Coronavirus
Un confinamiento en ultramar (LXI): Balada de viejos
Pasaba la vida y llegaba la muerte, no exactamente tan callando. Cuando quisimos reaccionar no quedaba una mascarilla disponible»
Los técnicos, agrimensores de la muerte, han empezado a reunir números de los caídos en residencias. La cosecha, fuera del contexto puramente burocrático, es atroz. En países como España, Reino Unido, Italia o Estados Unidos la hecatombe tiene aspecto puramente eugenésico. Miramos la guadaña del virus con displicencia. Creímos que era cosa de chinos. Pasamos cantidad de tomar como ejemplo lo que estaban haciendo en Corea del Sur, que pusieron a las empresas a fabricar tests no bien las autoridades sanitarias recibieron el genoma del bicho. Entre rueda y rueda de prensa pasaba la vida y llegaba la muerte, no exactamente tan callando. Cuando quisimos reaccionar no quedaba una mascarilla disponible, un kit, un guante, un mandilón o un respirador. Los habían comprado las cigarras teutonas, los habían apilado las cícadas coreanas, los habían encargado las chicharras de Singapur, los tococos orientales, mientras las hormigas estadounidenses y españolas aplaudían con triste baile de máscaras las continuas subnormalidades con las que la dirigencia daba por inaugurada la nueva y cacofónica normalidad. Los niños del futuro no darán crédito, pero deben saber que mientras la OMS declaraba una pandemia a nivel mundial, mientras el espionaje de medio mundo avisaba de lo que sucedía, el presidente de EE UU andaba regocijado por los tuits de unos periodistas empeñados en confundir el virus con otra guerra cultural.
tomarán por memos, nos dirán de todo, y harán bien, cuando los escolares de las próximas décadas descubran que en España, con el ejemplo de Italia, andábamos al agonismo pop de los sociales constructos y la pandemia imbécil de los fascismos estructurales y el yeyé moradito y trepanado del machismo que todo lo empapa. Hasta que fue tarde y nuestros gobernantes, acuciados por la realidad, con las Unidades de Cuidados Intensivos devoradas por el fango, dieron luz verde al triaje, que no fue diseñado para sufrir una suerte de atentado terrorista cada 24 horas. Propusieron, sí, cerrar el puente que comunica las residencias geriátricas y los hospitales. Tocaba evitar los contagios masivos y, lastrados de negligencias, encerramos a los viejos en sus casonas, hoteles geriátricos, para que la muerte pasara lista. Si no a la inmunidad de rebaño alcanzaremos la apoteosis del cementerio para levantar, entre nosotros y el virus, una muralla de ancianos, un ventisquero de huesos, un tul de gusanos. Los viejos, pese a que también son ciudadanos y tienen derechos, podían sacrificarse con más sosiego que otros contribuyentes activos. En EE UU cayeron y caen por cientos, por miles, los veteranos de las guerras. Los que fueron a Normandía, a Corea, a Vietnam. Los que evitaron malograrse bajo un panzer o una bayoneta y acabaron triturados por una máquina biológica nacida del vientre de un murciélago.

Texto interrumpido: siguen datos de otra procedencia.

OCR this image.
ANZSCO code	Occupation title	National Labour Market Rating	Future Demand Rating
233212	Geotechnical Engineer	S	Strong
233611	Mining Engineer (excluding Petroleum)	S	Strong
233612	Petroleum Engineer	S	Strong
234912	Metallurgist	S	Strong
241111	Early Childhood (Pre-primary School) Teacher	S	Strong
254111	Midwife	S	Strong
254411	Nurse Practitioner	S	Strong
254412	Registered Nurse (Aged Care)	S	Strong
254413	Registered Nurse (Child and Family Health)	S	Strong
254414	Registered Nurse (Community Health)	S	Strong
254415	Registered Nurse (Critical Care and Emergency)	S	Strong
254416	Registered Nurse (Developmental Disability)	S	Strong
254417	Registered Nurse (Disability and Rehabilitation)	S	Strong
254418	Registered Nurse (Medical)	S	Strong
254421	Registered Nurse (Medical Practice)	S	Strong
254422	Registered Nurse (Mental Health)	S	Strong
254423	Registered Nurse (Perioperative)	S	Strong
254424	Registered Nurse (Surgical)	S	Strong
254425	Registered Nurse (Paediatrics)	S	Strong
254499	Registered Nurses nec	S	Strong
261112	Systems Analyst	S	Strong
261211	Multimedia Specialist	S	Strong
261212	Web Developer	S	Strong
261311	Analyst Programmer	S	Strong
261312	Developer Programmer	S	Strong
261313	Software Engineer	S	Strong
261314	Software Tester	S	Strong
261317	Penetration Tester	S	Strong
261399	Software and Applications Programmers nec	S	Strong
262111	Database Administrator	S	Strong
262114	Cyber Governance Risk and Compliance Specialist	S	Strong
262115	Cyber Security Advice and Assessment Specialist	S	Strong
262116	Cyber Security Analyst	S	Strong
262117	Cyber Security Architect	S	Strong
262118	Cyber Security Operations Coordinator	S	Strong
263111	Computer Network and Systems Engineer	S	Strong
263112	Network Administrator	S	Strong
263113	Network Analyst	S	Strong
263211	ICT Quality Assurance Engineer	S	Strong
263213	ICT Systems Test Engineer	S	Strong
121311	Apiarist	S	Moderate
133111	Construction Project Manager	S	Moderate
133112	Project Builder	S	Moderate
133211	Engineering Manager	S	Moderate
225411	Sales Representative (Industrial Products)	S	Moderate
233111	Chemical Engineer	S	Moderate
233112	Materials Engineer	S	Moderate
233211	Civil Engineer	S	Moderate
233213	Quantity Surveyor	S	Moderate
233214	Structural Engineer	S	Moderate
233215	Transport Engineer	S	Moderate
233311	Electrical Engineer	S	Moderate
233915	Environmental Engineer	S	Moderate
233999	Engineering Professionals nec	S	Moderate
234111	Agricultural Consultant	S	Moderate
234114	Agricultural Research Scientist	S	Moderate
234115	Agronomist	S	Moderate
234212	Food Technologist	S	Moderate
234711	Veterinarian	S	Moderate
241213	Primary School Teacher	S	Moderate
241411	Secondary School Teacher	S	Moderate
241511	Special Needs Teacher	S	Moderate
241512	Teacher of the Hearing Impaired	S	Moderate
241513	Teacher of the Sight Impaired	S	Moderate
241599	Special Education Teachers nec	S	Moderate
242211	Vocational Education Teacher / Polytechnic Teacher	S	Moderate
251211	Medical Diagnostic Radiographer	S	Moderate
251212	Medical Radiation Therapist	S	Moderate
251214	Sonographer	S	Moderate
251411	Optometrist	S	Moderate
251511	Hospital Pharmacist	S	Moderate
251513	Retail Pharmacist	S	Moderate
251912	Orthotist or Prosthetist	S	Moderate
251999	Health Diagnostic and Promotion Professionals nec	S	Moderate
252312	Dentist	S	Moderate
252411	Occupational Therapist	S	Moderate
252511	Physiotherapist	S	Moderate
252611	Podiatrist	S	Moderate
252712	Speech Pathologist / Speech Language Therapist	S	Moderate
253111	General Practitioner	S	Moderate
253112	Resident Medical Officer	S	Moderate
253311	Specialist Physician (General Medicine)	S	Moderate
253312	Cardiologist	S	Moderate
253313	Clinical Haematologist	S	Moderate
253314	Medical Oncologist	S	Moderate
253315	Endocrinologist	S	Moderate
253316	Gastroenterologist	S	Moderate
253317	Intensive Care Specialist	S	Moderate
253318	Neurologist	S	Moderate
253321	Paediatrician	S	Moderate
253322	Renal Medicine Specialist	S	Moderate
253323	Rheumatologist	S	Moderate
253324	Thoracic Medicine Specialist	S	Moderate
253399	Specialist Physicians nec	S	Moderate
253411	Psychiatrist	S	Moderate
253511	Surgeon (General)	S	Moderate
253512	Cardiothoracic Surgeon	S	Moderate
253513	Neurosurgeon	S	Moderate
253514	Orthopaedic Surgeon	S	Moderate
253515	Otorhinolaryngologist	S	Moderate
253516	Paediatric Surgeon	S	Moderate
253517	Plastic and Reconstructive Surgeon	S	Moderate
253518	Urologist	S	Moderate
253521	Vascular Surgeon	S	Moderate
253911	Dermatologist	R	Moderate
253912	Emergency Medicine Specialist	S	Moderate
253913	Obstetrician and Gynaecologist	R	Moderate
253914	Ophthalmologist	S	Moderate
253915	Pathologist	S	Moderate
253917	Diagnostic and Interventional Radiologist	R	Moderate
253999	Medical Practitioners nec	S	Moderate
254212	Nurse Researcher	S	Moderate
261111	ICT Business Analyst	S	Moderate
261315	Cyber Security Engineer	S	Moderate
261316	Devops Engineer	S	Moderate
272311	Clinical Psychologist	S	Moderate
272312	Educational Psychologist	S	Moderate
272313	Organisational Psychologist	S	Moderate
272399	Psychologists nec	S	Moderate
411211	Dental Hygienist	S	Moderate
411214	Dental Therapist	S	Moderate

Como dijo el político favorito de Pedro Sánchez, no hay mal que por bien no venga y así, en España, mi querida y pobre España, la debacle de las residencias fue reciclada como munición frente a los adversarios. Los españoles podíamos con justicia preguntar, como esa juez, por las medidas y prevenciones adoptadas en vísperas del 8-M, pero los perros de presa encontraron una fabulosa oportunidad para camuflar los pecados del amo bajo la humareda de unas residencias que hasta donde sé o recuerdo llevan casi dos meses bajo el mando del gobierno. Los españoles, sí, podíamos hacer como esos Guardias Civiles a los que encargaron investigar los días previos al caos o, por contra, podíamos aplaudir a los investigados, que apartan a los policías molestos como si la democracia española, agotada antes de tiempo, apenas diera ya para un serial a lo Viktor Orban o un guión de políticos corruptos y cadenas de mando con perfume a The wire y prosa triste de letrina. En esto vinimos a quedar, entre muertos que descontaban por días y preguntas filtradas, en una eucaristía de odios y un liguero descolorido con el que adornar al muñeco de turno, al mayordomo de guardia que responde las preguntas de Azteca TV o El Bisonte S.A. al tiempo que España, cruzada de moscas, entierra a las generaciones que cenaron el pan duro de la posguerra, que vivieron bajo el negro guateque franquista y amanecieron a una democracia que ahora los señoritos, los cocineros de sierpes, envilecido ganado, ganaderos de la inquina, desprecian por tibia o moderada, pactista o podre. Con estos nietos para qué necesitamos buitres.